We cannot promote social justice and racial equality by perpetuating further injustice and inequality. Punishing white kids today for the sins of earlier generations, condoning discrimination against white kids because it was done to people of color in the past, promoting reverse racist attitudes because racism has oppressed minorities for thousands of years… none of today’s woke “get-even” initiatives will do anything but further divide the American people. To bring people together, we must forgive the sins of the past and work toward ensuring they never happen again. We must promote equality by raising up those who have been underserved, underprivileged, and oppressed in the past, not by tearing down those who may have been privileged.
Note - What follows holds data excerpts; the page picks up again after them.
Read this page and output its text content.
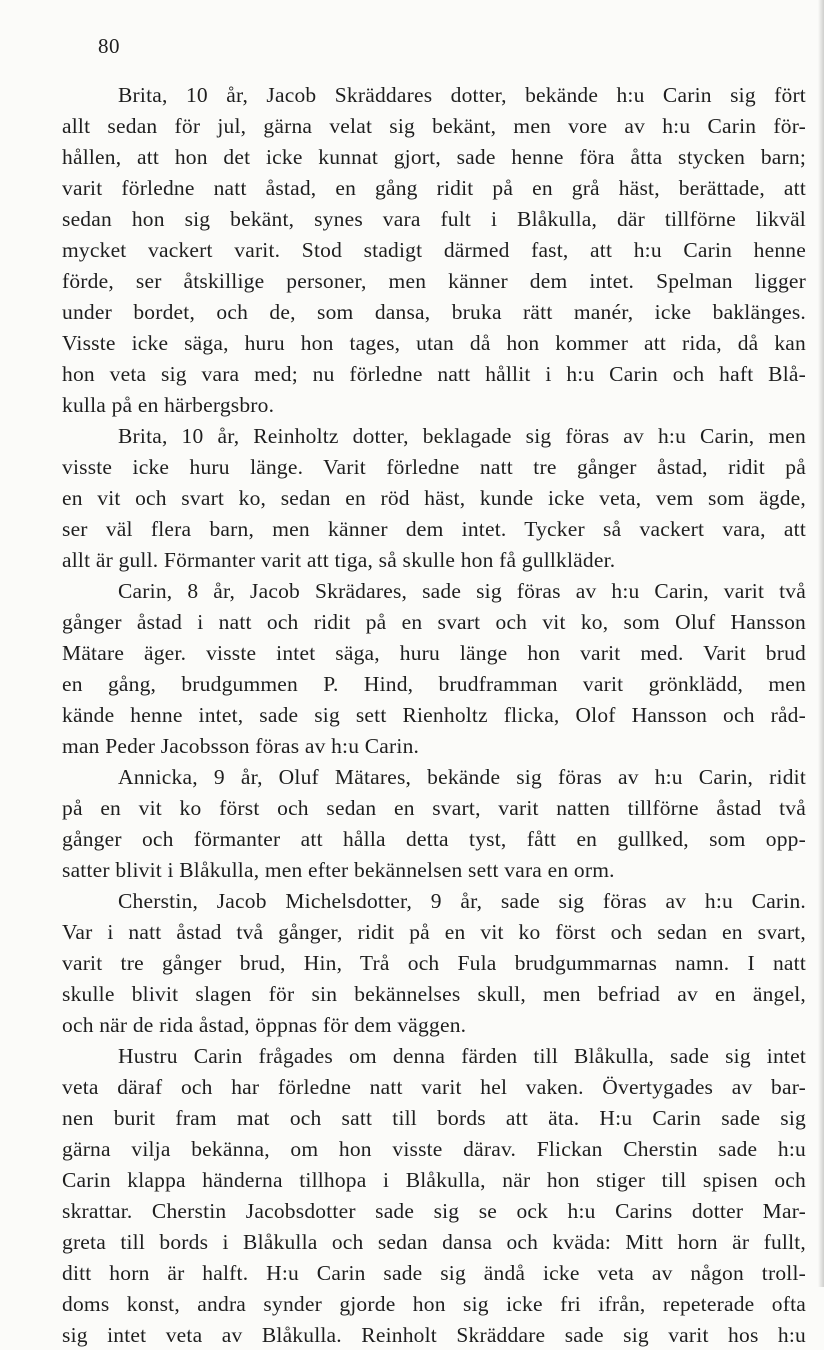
80
Brita, 10 år, Jacob Skräddares dotter, bekände h:u Carin sig fört
allt sedan för jul, gärna velat sig bekänt, men vore av h:u Carin för-
hållen, att hon det icke kunnat gjort, sade henne föra åtta stycken barn;
varit förledne natt åstad, en gång ridit på en grå häst, berättade, att
sedan hon sig bekänt, synes vara fult i Blåkulla, där tillförne likväl
mycket vackert varit. Stod stadigt därmed fast, att h:u Carin henne
förde, ser åtskillige personer, men känner dem intet. Spelman ligger
under bordet, och de, som dansa, bruka rätt manér, icke baklänges.
Visste icke säga, huru hon tages, utan då hon kommer att rida, då kan
hon veta sig vara med; nu förledne natt hållit i h:u Carin och haft Blå-
kulla på en härbergsbro.
Brita, 10 år, Reinholtz dotter, beklagade sig föras av h:u Carin, men
visste icke huru länge. Varit förledne natt tre gånger åstad, ridit på
en vit och svart ko, sedan en röd häst, kunde icke veta, vem som ägde,
ser väl flera barn, men känner dem intet. Tycker så vackert vara, att
allt är gull. Förmanter varit att tiga, så skulle hon få gullkläder.
Carin, 8 år, Jacob Skrädares, sade sig föras av h:u Carin, varit två
gånger åstad i natt och ridit på en svart och vit ko, som Oluf Hansson
Mätare äger. visste intet säga, huru länge hon varit med. Varit brud
en gång, brudgummen P. Hind, brudframman varit grönklädd, men
kände henne intet, sade sig sett Rienholtz flicka, Olof Hansson och råd-
man Peder Jacobsson föras av h:u Carin.
Annicka, 9 år, Oluf Mätares, bekände sig föras av h:u Carin, ridit
på en vit ko först och sedan en svart, varit natten tillförne åstad två
gånger och förmanter att hålla detta tyst, fått en gullked, som opp-
satter blivit i Blåkulla, men efter bekännelsen sett vara en orm.
Cherstin, Jacob Michelsdotter, 9 år, sade sig föras av h:u Carin.
Var i natt åstad två gånger, ridit på en vit ko först och sedan en svart,
varit tre gånger brud, Hin, Trå och Fula brudgummarnas namn. I natt
skulle blivit slagen för sin bekännelses skull, men befriad av en ängel,
och när de rida åstad, öppnas för dem väggen.
Hustru Carin frågades om denna färden till Blåkulla, sade sig intet
veta däraf och har förledne natt varit hel vaken. Övertygades av bar-
nen burit fram mat och satt till bords att äta. H:u Carin sade sig
gärna vilja bekänna, om hon visste därav. Flickan Cherstin sade h:u
Carin klappa händerna tillhopa i Blåkulla, när hon stiger till spisen och
skrattar. Cherstin Jacobsdotter sade sig se ock h:u Carins dotter Mar-
greta till bords i Blåkulla och sedan dansa och kväda: Mitt horn är fullt,
ditt horn är halft. H:u Carin sade sig ändå icke veta av någon troll-
doms konst, andra synder gjorde hon sig icke fri ifrån, repeterade ofta
sig intet veta av Blåkulla. Reinholt Skräddare sade sig varit hos h:u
Those who fail to learn from history are doomed to repeat it – the treatment of any race of people as inferior, to attack people based on the color of their skin, to set one race as judge over another…we would do well to remember the 1860s.


If we allow the woke mob to influence our society into demeaning and denigrating whites for their skin color, how can we say it was wrong when blacks were disparaged and debased for being black in the past? We cannot correct our mistakes of the past by repeating them in a different direction today. Whites were the power center of America for centuries, but we are no longer the country we were 100 years ago. We have black congressmen and women, black senators, and we had a black president. The rise of black men and women in positions of power has not submitted whites into a vast void of power, just as whites do not have to suffer for blacks to prosper. Race is not a zero-sum game, where one race can only rise if the other falls; we can all prosper together.


We must work to help raise those who have historically been underprivileged and underserved; we must empower those who have historically been oppressed; most importantly, we must always remember that we do not help some by hurting others, we do not enrich some at the expense of impoverishing others, and we do not honor some by dishonoring others. We can choose to rise as one American race or fall as members of individual races based on the color of our skin, but we cannot overcome our differences if black and white are more important than red, white, and blue.